The light emitted by such young stars allows astronomers to find them. Chemical cartography, on the other hand, can be employed in some regions when the view of the stars is hindered by cosmic dust. 

Chemical mapping uses an astronomical concept known as metallicity, which detects the "ratio of metals to hydrogen" present on the surface of a star. 

Young stars are considered to have a higher metal content than older stars. This implies that young stars will have a greater metallicity as well. 

“In theory, the Milky Way’s spiral arms, which contain an abundance of young stars, should have a higher metallicity than the regions between them,” noted the release.  

Hawkins created his map using the concept of metalicity. 

He particularly examined a region around the Sun roughly 32,600 light-years wide. The young stars’ data came from the Large Sky Area Multi-Object Fibre Spectroscopic Telescope (LAMOST) and the Gaia satellite telescope.

He created the map based on the theory that metal-rich objects should line up with spiral arms, while those with less metal should fill the spaces in between the arms.

When he compared his map to others of the same area of the Milky Way, the existence of spiral arms, as predicted, lined up. 

Applications of this technique 

“A big takeaway is that the spiral arms are indeed richer in metals. This illustrates the value of chemical cartography in identifying the Milky Way’s structure and formation. It has the potential to fully transform our view of the Galaxy,” said Hawkins. 

Creating chemical maps may provide useful information about the distribution of elements across the Milky Way. This, in turn, may aid in determining the positions of numerous astronomical objects, such as stars and planets, depending on their chemical composition. 
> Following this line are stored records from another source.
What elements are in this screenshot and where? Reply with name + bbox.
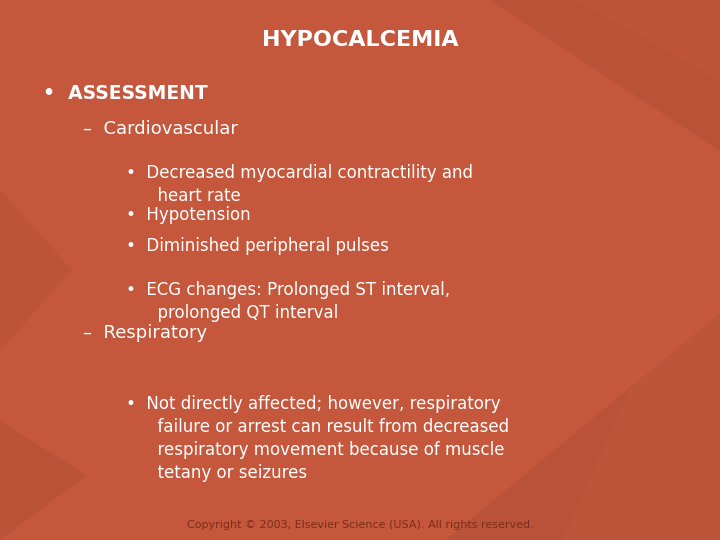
Polygon shape bbox=[0, 189, 72, 351]
Text: –  Cardiovascular: – Cardiovascular bbox=[83, 120, 238, 138]
Polygon shape bbox=[562, 189, 720, 540]
Polygon shape bbox=[576, 0, 720, 81]
Polygon shape bbox=[0, 421, 86, 540]
Polygon shape bbox=[446, 313, 720, 540]
Text: •  Hypotension: • Hypotension bbox=[126, 206, 251, 224]
Text: Copyright © 2003, Elsevier Science (USA). All rights reserved.: Copyright © 2003, Elsevier Science (USA)… bbox=[186, 520, 534, 530]
Text: HYPOCALCEMIA: HYPOCALCEMIA bbox=[261, 30, 459, 51]
Text: •  Decreased myocardial contractility and
      heart rate: • Decreased myocardial contractility and… bbox=[126, 164, 473, 205]
Text: •  Diminished peripheral pulses: • Diminished peripheral pulses bbox=[126, 237, 389, 254]
Text: –  Respiratory: – Respiratory bbox=[83, 324, 207, 342]
Text: •  ECG changes: Prolonged ST interval,
      prolonged QT interval: • ECG changes: Prolonged ST interval, pr… bbox=[126, 281, 450, 322]
Text: •  Not directly affected; however, respiratory
      failure or arrest can resul: • Not directly affected; however, respir… bbox=[126, 395, 509, 482]
Polygon shape bbox=[490, 0, 720, 151]
Text: •  ASSESSMENT: • ASSESSMENT bbox=[43, 84, 208, 103]
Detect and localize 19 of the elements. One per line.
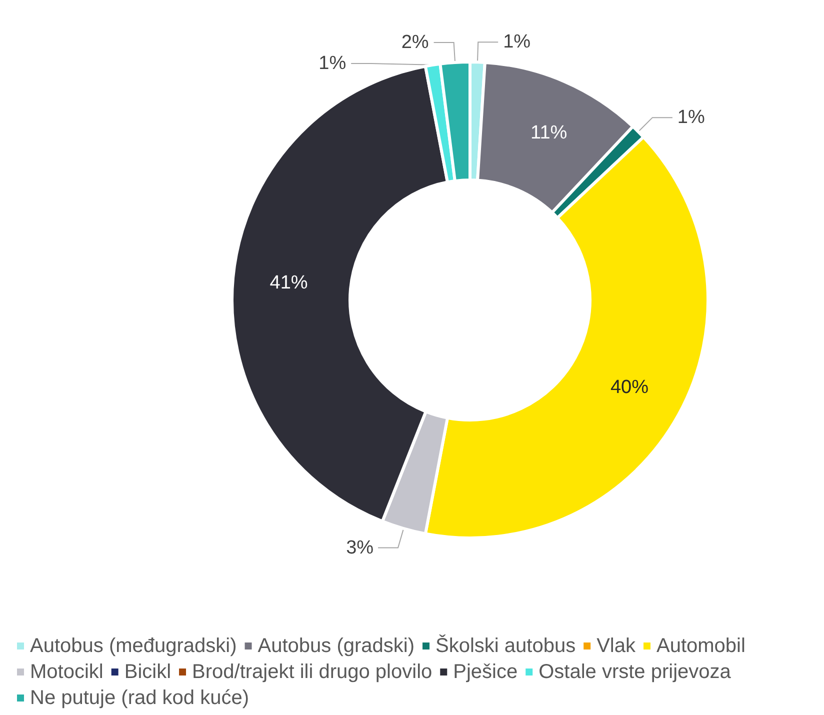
legend-label: Brod/trajekt ili drugo plovilo — [192, 661, 432, 683]
data-label: 1% — [503, 32, 531, 53]
legend-label: Vlak — [596, 635, 636, 657]
legend-label: Automobil — [656, 635, 746, 657]
data-label: 40% — [610, 377, 649, 398]
legend-label: Pješice — [453, 661, 518, 683]
data-label: 1% — [318, 53, 346, 74]
data-label: 3% — [346, 537, 374, 558]
legend-label: Autobus (međugradski) — [30, 635, 237, 657]
legend-label: Bicikl — [124, 661, 172, 683]
legend-label: Autobus (gradski) — [258, 635, 415, 657]
legend-label: Školski autobus — [436, 634, 576, 657]
data-label: 11% — [530, 122, 568, 144]
legend-label: Motocikl — [30, 661, 104, 683]
legend-label: Ne putuje (rad kod kuće) — [30, 687, 250, 709]
data-label: 2% — [401, 32, 429, 54]
data-label: 41% — [270, 272, 308, 294]
data-label: 1% — [677, 107, 705, 128]
legend-label: Ostale vrste prijevoza — [538, 661, 732, 683]
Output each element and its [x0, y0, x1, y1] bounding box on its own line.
Because we are located inside the Milky Way, astronomers have a limited view of it, making it difficult to explore those far-reaching spiral arms. 

“It’s like being in a big city. You can look around at the buildings and you can see what street you’re on, but it’s hard to know what the whole city looks like unless you’re in a plane flying above it,” explained Hawkins. 

Hawkins believes that with the advent of advanced telescopes, scientists will be able to generate a more exact and sophisticated chemical mapping of the galaxy.

The findings are published in the journal Monthly Notices of the Royal Astronomical Society.

Study abstract:

Chemical Cartography, or mapping, of our Galaxy has the potential to fully transform our view of its structure and formation. In this work, we use chemical cartography to explore the metallicity distribution of OBAF-type disk stars from the LAMOST survey and a complementary sample of disk giant stars from Gaia DR3. We use these samples to constrain the radial and vertical metallicity gradients across the Galactic disk. We also explore whether there are detectable azimuthal variations in the metallicity distribution on top of the radial gradient. For the OBAF-type star sample from LAMOST, we find a radial metallicity gradient of Δ[Fe/H]/ΔR ∼−0.078 ± 0.001 dex/kpc in the plane of the disk and a vertical metallicity gradient of Δ[Fe/H]/ΔZ ∼−0.15 ± 0.01 dex/kpc in the solar neighborhood. The radial gradient becomes shallower with increasing vertical height while the vertical gradient becomes shallower with increasing Galactocentric radius, consistent with other studies. We also find detectable spatially-dependent azimuthal variations on top of the radial metallicity gradient at the level of ∼0.10 dex. Interestingly, the azimuthal variations appear be close to the Galactic spiral arms in one dataset (Gaia DR3) but not the other (LAMOST). These results suggest that there is azimuthal structure in the Galactic metallicity distribution and that in some cases it is co-located with spiral arms.